Optimizing a PostgreSQL Query to Increase by 99% Efficency !

Improving Performance and Indexing Strategies

7/20/2023

In this blog post, we’ll explore a real-world scenario about how a slow PostgreSQL query was debugged and then optimized to significantly improving its performance by 99%! And how you could do the same.

< We’ll cover the following topics: >

analyzing the query execution plan output
adding indexes to the database
and important considerations for indexing strategies

< The Problem >

Recently, we encountered a performance issue in our frontend application, where a specific query took over 30 seconds to load. This halted development time to a crawl! So I decided to investigate the issue to see where a solution might be found.

Debugging the performance of a SQL query or a PL/pgSQL function can be a complex task. Many factors can influence the speed. First area to check was to dive into the query execution plan using PostgreSQL’s powerful EXPLAIN ANALYZE feature.

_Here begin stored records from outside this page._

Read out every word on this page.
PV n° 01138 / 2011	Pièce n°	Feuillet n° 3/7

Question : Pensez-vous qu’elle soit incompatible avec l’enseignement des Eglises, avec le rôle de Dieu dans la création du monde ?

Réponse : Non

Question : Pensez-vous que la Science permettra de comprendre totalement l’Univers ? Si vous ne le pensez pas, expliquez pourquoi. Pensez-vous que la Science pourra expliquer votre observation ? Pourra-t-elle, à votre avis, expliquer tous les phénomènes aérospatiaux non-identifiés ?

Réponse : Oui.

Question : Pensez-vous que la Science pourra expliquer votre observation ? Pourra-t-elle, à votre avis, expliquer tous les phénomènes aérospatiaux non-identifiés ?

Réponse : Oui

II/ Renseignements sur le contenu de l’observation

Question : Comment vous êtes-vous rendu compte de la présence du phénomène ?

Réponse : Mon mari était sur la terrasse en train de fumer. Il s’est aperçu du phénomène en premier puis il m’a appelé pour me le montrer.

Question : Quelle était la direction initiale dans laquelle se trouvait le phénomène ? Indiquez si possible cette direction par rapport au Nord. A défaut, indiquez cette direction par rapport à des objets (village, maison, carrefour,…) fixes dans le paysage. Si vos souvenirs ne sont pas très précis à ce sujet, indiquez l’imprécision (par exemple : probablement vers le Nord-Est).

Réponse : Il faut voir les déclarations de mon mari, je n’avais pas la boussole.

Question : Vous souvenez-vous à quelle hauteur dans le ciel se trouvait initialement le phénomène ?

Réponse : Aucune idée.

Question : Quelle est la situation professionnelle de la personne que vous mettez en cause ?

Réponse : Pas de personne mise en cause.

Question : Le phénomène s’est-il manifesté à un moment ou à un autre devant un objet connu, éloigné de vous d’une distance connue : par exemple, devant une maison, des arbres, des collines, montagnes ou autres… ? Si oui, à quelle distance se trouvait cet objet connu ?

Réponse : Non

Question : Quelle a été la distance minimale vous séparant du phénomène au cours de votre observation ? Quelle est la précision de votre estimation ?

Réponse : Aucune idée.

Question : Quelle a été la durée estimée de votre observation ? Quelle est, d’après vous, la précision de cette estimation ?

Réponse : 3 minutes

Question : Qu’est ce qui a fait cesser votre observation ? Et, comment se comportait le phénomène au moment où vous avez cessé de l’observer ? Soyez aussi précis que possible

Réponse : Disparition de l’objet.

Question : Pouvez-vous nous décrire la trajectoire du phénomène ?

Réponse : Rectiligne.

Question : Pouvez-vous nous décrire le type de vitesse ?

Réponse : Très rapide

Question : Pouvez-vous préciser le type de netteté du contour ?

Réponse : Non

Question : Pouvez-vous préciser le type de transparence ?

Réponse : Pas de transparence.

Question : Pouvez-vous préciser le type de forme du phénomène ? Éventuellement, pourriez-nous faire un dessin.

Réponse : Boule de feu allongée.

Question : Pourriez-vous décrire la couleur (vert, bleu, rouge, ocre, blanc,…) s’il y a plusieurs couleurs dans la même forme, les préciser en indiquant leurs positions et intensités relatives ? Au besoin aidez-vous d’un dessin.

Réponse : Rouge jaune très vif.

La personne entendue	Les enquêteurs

Postgres uses a query planner/optimizer to decide how to execute a query in the most efficient way. and sometimes this optimizer gets it wrong.

< EXPLAIN ANALYZE >

This command helps to identify the bottlenecks in your SQL query. It will provide detailed information about how the database executes the query, including the estimated cost, the actual time spent on each operation, and the number of rows processed at each step. This can help identify which parts of your query are slow.

< Detection of a Bottleneck >

Output of EXPLAIN ANALYZE

The most important part that screenshot is:

Seq.scan on invoices … rows=481022: The number of rows that were processed by the query. Sequentially scanning through 481,022 rows is a lot of work for the database to do!

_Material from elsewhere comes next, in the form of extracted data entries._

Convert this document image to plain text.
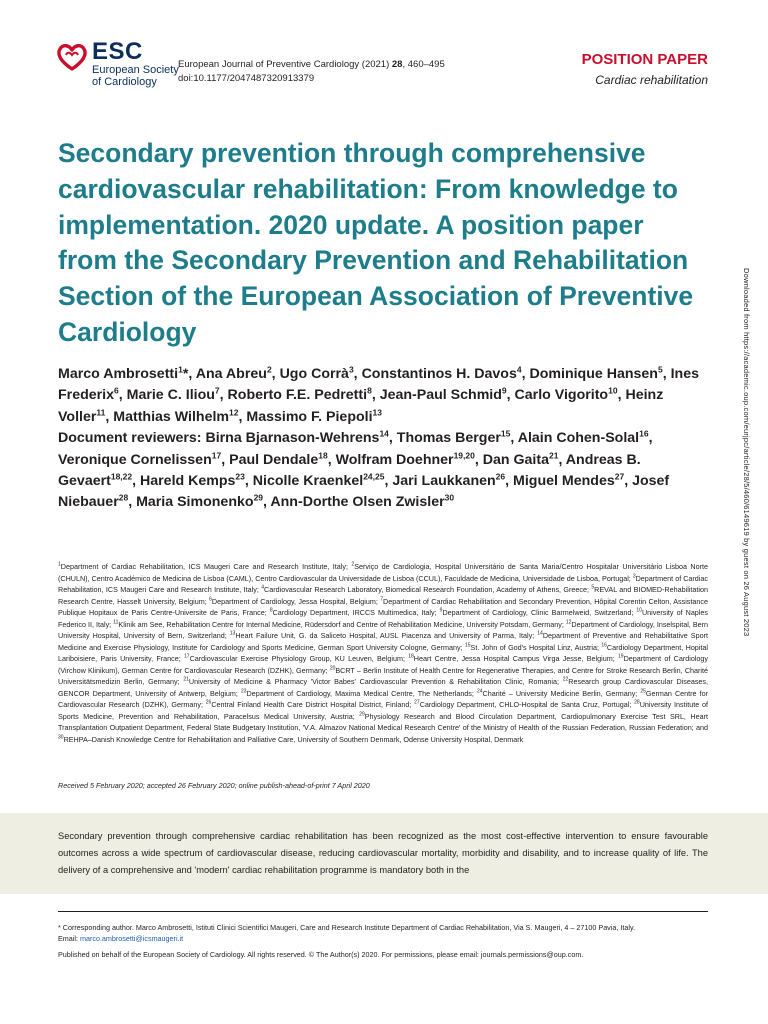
ESC
European Society
of Cardiology
European Journal of Preventive Cardiology (2021) 28, 460–495
doi:10.1177/2047487320913379
POSITION PAPER
Cardiac rehabilitation
Secondary prevention through comprehensive cardiovascular rehabilitation: From knowledge to implementation. 2020 update. A position paper from the Secondary Prevention and Rehabilitation Section of the European Association of Preventive Cardiology
Marco Ambrosetti$^1$*, Ana Abreu$^2$, Ugo Corrà$^3$, Constantinos H. Davos$^4$, Dominique Hansen$^5$, Ines Frederix$^6$, Marie C. Iliou$^7$, Roberto F.E. Pedretti$^8$, Jean-Paul Schmid$^9$, Carlo Vigorito$^{10}$, Heinz Voller$^{11}$, Matthias Wilhelm$^{12}$, Massimo F. Piepoli$^{13}$
Document reviewers: Birna Bjarnason-Wehrens$^{14}$, Thomas Berger$^{15}$, Alain Cohen-Solal$^{16}$, Veronique Cornelissen$^{17}$, Paul Dendale$^{18}$, Wolfram Doehner$^{19,20}$, Dan Gaita$^{21}$, Andreas B. Gevaert$^{18,22}$, Hareld Kemps$^{23}$, Nicolle Kraenkel$^{24,25}$, Jari Laukkanen$^{26}$, Miguel Mendes$^{27}$, Josef Niebauer$^{28}$, Maria Simonenko$^{29}$, Ann-Dorthe Olsen Zwisler$^{30}$
$^1$Department of Cardiac Rehabilitation, ICS Maugeri Care and Research Institute, Italy; $^2$Serviço de Cardiologia, Hospital Universitário de Santa Maria/Centro Hospitalar Universitário Lisboa Norte (CHULN), Centro Académico de Medicina de Lisboa (CAML), Centro Cardiovascular da Universidade de Lisboa (CCUL), Faculdade de Medicina, Universidade de Lisboa, Portugal; $^3$Department of Cardiac Rehabilitation, ICS Maugeri Care and Research Institute, Italy; $^4$Cardiovascular Research Laboratory, Biomedical Research Foundation, Academy of Athens, Greece; $^5$REVAL and BIOMED-Rehabilitation Research Centre, Hasselt University, Belgium; $^6$Department of Cardiology, Jessa Hospital, Belgium; $^7$Department of Cardiac Rehabilitation and Secondary Prevention, Hôpital Corentin Celton, Assistance Publique Hopitaux de Paris Centre-Universite de Paris, France; $^8$Cardiology Department, IRCCS Multimedica, Italy; $^9$Department of Cardiology, Clinic Barmelweid, Switzerland; $^{10}$University of Naples Federico II, Italy; $^{11}$Klinik am See, Rehabilitation Centre for Internal Medicine, Rüdersdorf and Centre of Rehabilitation Medicine, University Potsdam, Germany; $^{12}$Department of Cardiology, Inselspital, Bern University Hospital, University of Bern, Switzerland; $^{13}$Heart Failure Unit, G. da Saliceto Hospital, AUSL Piacenza and University of Parma, Italy; $^{14}$Department of Preventive and Rehabilitative Sport Medicine and Exercise Physiology, Institute for Cardiology and Sports Medicine, German Sport University Cologne, Germany; $^{15}$St. John of God's Hospital Linz, Austria; $^{16}$Cardiology Department, Hopital Lariboisiere, Paris University, France; $^{17}$Cardiovascular Exercise Physiology Group, KU Leuven, Belgium; $^{18}$Heart Centre, Jessa Hospital Campus Virga Jesse, Belgium; $^{19}$Department of Cardiology (Virchow Klinikum), German Centre for Cardiovascular Research (DZHK), Germany; $^{20}$BCRT – Berlin Institute of Health Centre for Regenerative Therapies, and Centre for Stroke Research Berlin, Charité Universitätsmedizin Berlin, Germany; $^{21}$University of Medicine & Pharmacy 'Victor Babes' Cardiovascular Prevention & Rehabilitation Clinic, Romania; $^{22}$Research group Cardiovascular Diseases, GENCOR Department, University of Antwerp, Belgium; $^{23}$Department of Cardiology, Maxima Medical Centre, The Netherlands; $^{24}$Charité – University Medicine Berlin, Germany; $^{25}$German Centre for Cardiovascular Research (DZHK), Germany; $^{26}$Central Finland Health Care District Hospital District, Finland; $^{27}$Cardiology Department, CHLO-Hospital de Santa Cruz, Portugal; $^{28}$University Institute of Sports Medicine, Prevention and Rehabilitation, Paracelsus Medical University, Austria; $^{29}$Physiology Research and Blood Circulation Department, Cardiopulmonary Exercise Test SRL, Heart Transplantation Outpatient Department, Federal State Budgetary Institution, 'V.A. Almazov National Medical Research Centre' of the Ministry of Health of the Russian Federation, Russian Federation; and $^{30}$REHPA–Danish Knowledge Centre for Rehabilitation and Palliative Care, University of Southern Denmark, Odense University Hospital, Denmark
Received 5 February 2020; accepted 26 February 2020; online publish-ahead-of-print 7 April 2020

Secondary prevention through comprehensive cardiac rehabilitation has been recognized as the most cost-effective intervention to ensure favourable outcomes across a wide spectrum of cardiovascular disease, reducing cardiovascular mortality, morbidity and disability, and to increase quality of life. The delivery of a comprehensive and 'modern' cardiac rehabilitation programme is mandatory both in the

* Corresponding author. Marco Ambrosetti, Istituti Clinici Scientifici Maugeri, Care and Research Institute Department of Cardiac Rehabilitation, Via S. Maugeri, 4 – 27100 Pavia, Italy.
Email: marco.ambrosetti@icsmaugeri.it
Published on behalf of the European Society of Cardiology. All rights reserved. © The Author(s) 2020. For permissions, please email: journals.permissions@oup.com.
Downloaded from https://academic.oup.com/eurjpc/article/28/5/460/6149619 by guest on 26 August 2023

That Sequental Scan on the invoices table was the primary bottleneck! A sequential scans will scan every row in the table, resulting in slower performance. Almost half a million rows ! 481,022 rows to be exact !

This is a lot of rows to scan through, and it’s no wonder the query was taking so long to execute.

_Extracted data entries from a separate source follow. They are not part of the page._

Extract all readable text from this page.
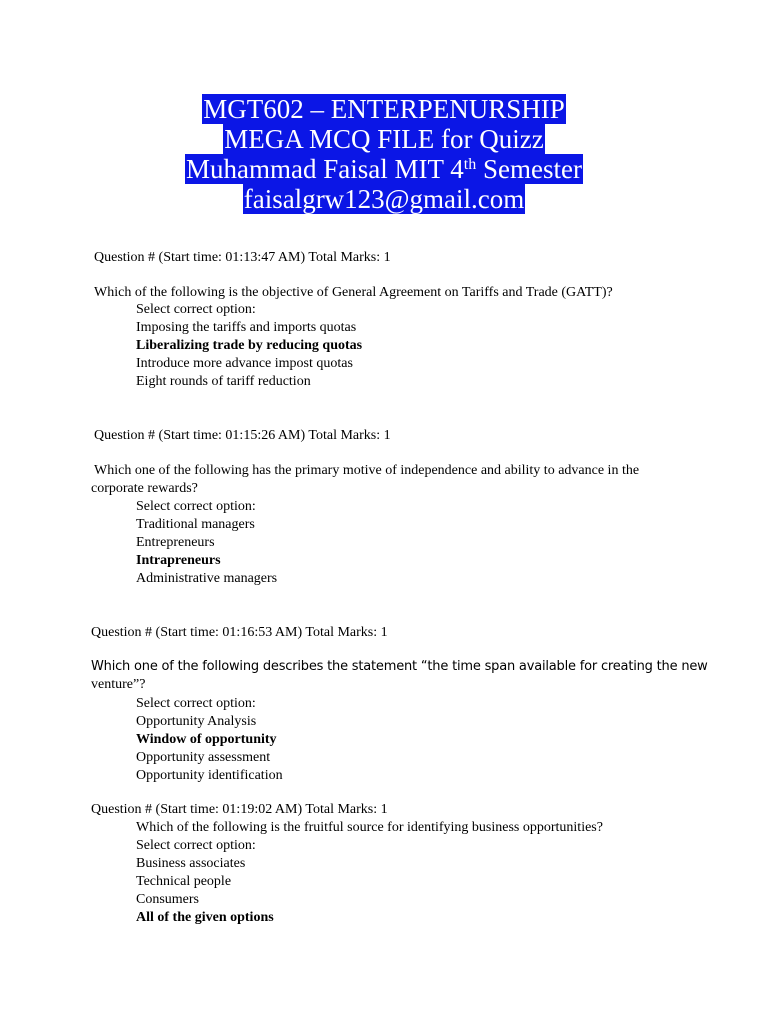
MGT602 – ENTERPENURSHIP
MEGA MCQ FILE for Quizz
Muhammad Faisal MIT 4th Semester
faisalgrw123@gmail.com
Question # (Start time: 01:13:47 AM) Total Marks: 1
Which of the following is the objective of General Agreement on Tariffs and Trade (GATT)?
Select correct option:
Imposing the tariffs and imports quotas
Liberalizing trade by reducing quotas
Introduce more advance impost quotas
Eight rounds of tariff reduction
Question # (Start time: 01:15:26 AM) Total Marks: 1
Which one of the following has the primary motive of independence and ability to advance in the
corporate rewards?
Select correct option:
Traditional managers
Entrepreneurs
Intrapreneurs
Administrative managers
Question # (Start time: 01:16:53 AM) Total Marks: 1
Which one of the following describes the statement “the time span available for creating the new
venture”?
Select correct option:
Opportunity Analysis
Window of opportunity
Opportunity assessment
Opportunity identification
Question # (Start time: 01:19:02 AM) Total Marks: 1
Which of the following is the fruitful source for identifying business opportunities?
Select correct option:
Business associates
Technical people
Consumers
All of the given options
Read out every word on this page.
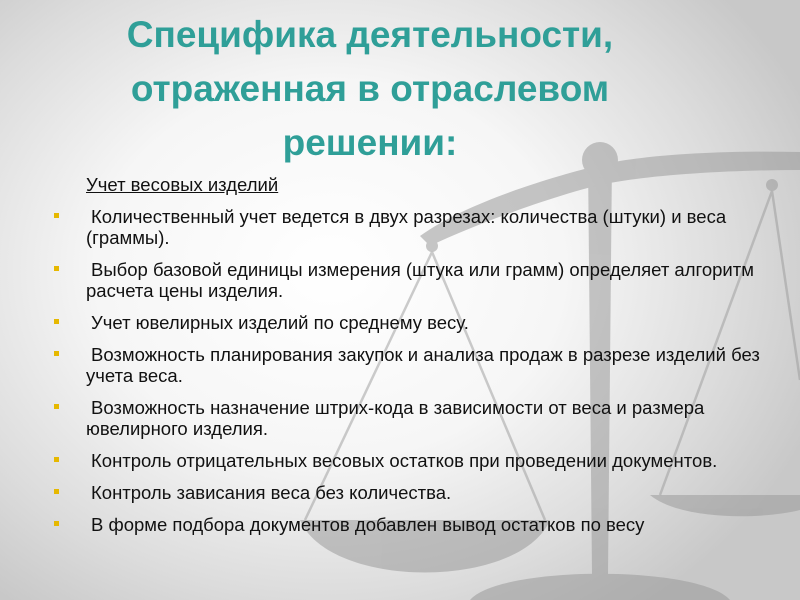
Специфика деятельности, отраженная в отраслевом решении:
Учет весовых изделий
Количественный учет ведется в двух разрезах: количества (штуки) и веса (граммы).
Выбор базовой единицы измерения (штука или грамм) определяет алгоритм расчета цены изделия.
Учет ювелирных изделий по среднему весу.
Возможность планирования закупок и анализа продаж в разрезе изделий без учета веса.
Возможность назначение штрих-кода в зависимости от веса и размера ювелирного изделия.
Контроль отрицательных весовых остатков при проведении документов.
Контроль зависания веса без количества.
В форме подбора документов добавлен вывод остатков по весу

< Indexing as a optimization strategy >

Indexing is a common optimization technique to improve the performance of database queries. It is a way to reduce the number of rows that need to be examined by the database engine in order to satisfy a query. Indexes are used to quickly locate data without having to search every row in a database table every time a database table is accessed. Indexes can be created using one or more columns of a database table, providing the basis for both rapid random lookups and efficient access of ordered records.

You can think of an index as a table of contents for a book. Lets say you want to find specific topic in a book, you can go to the index, find the topic, and see on what page the topic is located.

Without an index, you would have to go through every page of the book to find your topic sequentially, which can be time-consuming.

< Adding Indexes >

To check if a column in a PostgreSQL table is indexed, you can use the \d command followed by the table name in the PostgreSQL command line. This command will show all columns in the table, their data types, and any indices on the table.

\d invoices.your_table_name

If invoice_id is indexed, you will see an entry in the “Indexes” section that includes invoice_id.

If invoice_id is not indexed, you will need to create one:

CREATE INDEX idx_invoice_id
ON invoices.your_table_name (invoice_id);

Now, after indexing invoice_id, check the output of EXPLAIN ANALYZE. You should now see “Index Scan using idx_invoice_id” instead of the previous “Seq Scan”. This indicates that the database is now using the index on invoice_id to find the necessary rows more efficiently.

< Result >

After indexing, we saw a massive improvement in the query execution time. The “rows” field indicates how many rows were returned after executing the operation: the fact that it’s gone down from 481,022 to 1 is another strong indicator that the query is now much more efficient.

With the Index Scan now in place, the query was able to quickly find the relevant rows without needing to scan every row in the table. The execution time per row dropped from approximately 134.2535ms to 0.0115ms. This translates to an efficiency increase of roughly 99.99%. A tremendous win for us! 🎉

< Considerations for Indexing >

Indexing is a trade-off between the speed of read queries and the speed of write queries. Indexes speed up read queries, but they slow down write queries. This is because when you insert a new row into a table, the database must also update each index on the table. So, the more indexes you have, the slower writes will be.

Also, importantly, indexes should be selective enough to reduce the number of disk lookups. In some cases, indexes may not be beneficial, especially for small tables where sequential scans are faster.

For very small tables, it can sometimes be faster to perform a sequential scan rather than using an index. This is because the cost of reading through the index and then fetching the data from disk can be higher than the cost of a sequential scan.